Au réveil, Gilbert allume le transistor dans sa cabane en bois. C’est son rituel. L’abri domine le parc à moutons et la vallée du Vénéon. Il n’y a ni eau, ni électricité. Son gîte illustre la sobriété heureuse : une gazinière, une table et un matelas sur la mezzanine. La première mission de la journée pour le berger, c’est « soigner » ses bêtes. Il ausculte les moutons dans l’enclos et prodigue les soins nécessaires : « Ce matin, en faisant le tour des brebis, j’ai récupéré un agneau qui venait de naître. Je l’ai tout de suite descendu à la bergerie en voiture… C’était plus dur pour les bergers avant, quand il n’y avait pas de pistes, pas de voitures, mais seulement des mulets ! » plaisante le pasteur aux yeux rieurs.
"Je récupère mon casse-croûte et on va lâcher les fauves"
Il est déjà 10 heures, Gilbert annonce : « Je récupère mon casse-croûte et on va lâcher les fauves ! ». Il visse son bob sur la tête, chausse ses godillots et empoigne son bâton. Après avoir ouvert la clôture, le berger et ses chiens s’écartent. Les 800 moutons n’osent pas se lancer. Un groupe s’approche. D’autres les imitent. Puis le troupeau s’engouffre dans la brèche, soulevant avec lui des nuages de poussière dans un concert de clochettes et de bêlements.

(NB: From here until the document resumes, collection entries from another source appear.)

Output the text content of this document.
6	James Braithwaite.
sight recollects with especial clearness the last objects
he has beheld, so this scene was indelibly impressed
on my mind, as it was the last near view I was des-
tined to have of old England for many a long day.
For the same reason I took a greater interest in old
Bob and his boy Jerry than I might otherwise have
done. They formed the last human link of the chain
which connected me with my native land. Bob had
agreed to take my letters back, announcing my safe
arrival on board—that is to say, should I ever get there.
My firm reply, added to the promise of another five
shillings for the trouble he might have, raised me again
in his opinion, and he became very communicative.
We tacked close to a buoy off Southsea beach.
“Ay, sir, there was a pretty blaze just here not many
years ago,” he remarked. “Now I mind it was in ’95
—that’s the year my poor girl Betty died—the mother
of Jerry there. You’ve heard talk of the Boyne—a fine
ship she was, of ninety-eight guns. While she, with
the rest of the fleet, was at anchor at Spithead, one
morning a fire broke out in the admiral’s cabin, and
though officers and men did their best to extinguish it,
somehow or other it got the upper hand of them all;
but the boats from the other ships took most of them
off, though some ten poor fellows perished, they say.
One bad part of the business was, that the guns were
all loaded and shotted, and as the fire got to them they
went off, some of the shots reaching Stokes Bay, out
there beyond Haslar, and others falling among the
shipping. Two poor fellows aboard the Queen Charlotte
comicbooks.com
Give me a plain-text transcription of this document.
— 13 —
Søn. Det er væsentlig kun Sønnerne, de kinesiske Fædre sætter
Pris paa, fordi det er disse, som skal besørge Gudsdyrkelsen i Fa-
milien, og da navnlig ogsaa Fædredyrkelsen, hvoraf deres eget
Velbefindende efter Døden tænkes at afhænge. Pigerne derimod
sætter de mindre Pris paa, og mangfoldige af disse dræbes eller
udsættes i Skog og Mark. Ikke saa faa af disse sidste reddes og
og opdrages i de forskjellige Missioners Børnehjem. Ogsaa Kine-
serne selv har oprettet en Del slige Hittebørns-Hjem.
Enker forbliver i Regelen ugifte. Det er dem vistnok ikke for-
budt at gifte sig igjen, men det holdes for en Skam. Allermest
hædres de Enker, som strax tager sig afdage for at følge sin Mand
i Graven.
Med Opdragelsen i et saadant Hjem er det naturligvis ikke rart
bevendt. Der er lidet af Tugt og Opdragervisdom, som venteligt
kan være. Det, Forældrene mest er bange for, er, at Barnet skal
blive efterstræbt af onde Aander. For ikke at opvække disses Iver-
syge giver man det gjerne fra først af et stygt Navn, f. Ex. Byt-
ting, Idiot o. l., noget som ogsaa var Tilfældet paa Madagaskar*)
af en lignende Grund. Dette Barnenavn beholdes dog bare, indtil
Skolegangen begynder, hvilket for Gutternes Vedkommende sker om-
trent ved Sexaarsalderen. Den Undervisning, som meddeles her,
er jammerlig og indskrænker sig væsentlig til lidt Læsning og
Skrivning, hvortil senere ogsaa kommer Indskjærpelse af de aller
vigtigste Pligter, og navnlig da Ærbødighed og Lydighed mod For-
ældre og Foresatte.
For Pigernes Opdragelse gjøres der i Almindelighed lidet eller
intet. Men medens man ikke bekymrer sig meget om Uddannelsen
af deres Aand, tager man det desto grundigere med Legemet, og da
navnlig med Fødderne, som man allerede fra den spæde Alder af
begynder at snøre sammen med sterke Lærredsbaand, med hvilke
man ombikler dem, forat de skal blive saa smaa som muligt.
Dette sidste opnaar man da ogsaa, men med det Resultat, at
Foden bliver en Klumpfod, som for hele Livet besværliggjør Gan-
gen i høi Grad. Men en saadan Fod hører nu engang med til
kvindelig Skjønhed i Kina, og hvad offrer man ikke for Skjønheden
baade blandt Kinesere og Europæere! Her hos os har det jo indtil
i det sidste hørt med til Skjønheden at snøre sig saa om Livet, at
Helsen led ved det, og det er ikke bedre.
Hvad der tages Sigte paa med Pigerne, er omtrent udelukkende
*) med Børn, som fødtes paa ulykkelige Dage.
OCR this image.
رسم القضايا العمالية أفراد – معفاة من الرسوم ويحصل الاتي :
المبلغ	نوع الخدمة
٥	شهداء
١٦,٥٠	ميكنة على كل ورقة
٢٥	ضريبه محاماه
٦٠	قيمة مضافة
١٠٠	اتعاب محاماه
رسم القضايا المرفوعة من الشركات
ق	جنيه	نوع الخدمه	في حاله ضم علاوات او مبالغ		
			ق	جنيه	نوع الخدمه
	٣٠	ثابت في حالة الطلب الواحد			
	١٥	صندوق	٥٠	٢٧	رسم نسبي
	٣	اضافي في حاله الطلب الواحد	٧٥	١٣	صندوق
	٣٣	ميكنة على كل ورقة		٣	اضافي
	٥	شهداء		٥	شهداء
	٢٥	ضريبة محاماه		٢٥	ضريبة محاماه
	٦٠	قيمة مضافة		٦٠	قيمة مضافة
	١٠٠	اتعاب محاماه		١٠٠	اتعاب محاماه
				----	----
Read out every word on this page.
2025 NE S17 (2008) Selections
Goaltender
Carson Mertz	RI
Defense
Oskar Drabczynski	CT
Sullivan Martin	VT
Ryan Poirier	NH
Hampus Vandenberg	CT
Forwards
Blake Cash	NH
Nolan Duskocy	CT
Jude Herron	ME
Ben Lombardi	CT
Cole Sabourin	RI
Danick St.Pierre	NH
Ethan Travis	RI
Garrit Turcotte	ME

Gilbert salue un chasseur. Le jeune homme revient bredouille avec son fusil en bandoulière : « Je n’ai rien chassé, mais le congélateur est déjà plein de sangliers ! Demain matin nous irons vers les Drières, si tu pouvais éviter le secteur ce serait bien ? ». Le berger acquiesce. Depuis son estive, à l’aube ou au crépuscule, il en voit passer du gibier ! Des hardes de chamois, des sangliers, des coqs de bruyère (ou Tétra, animal emblématique des Alpes) parfois. Mais lui, il ne chasse pas. « C’est pas mon truc » affirme l’amoureux des bêtes.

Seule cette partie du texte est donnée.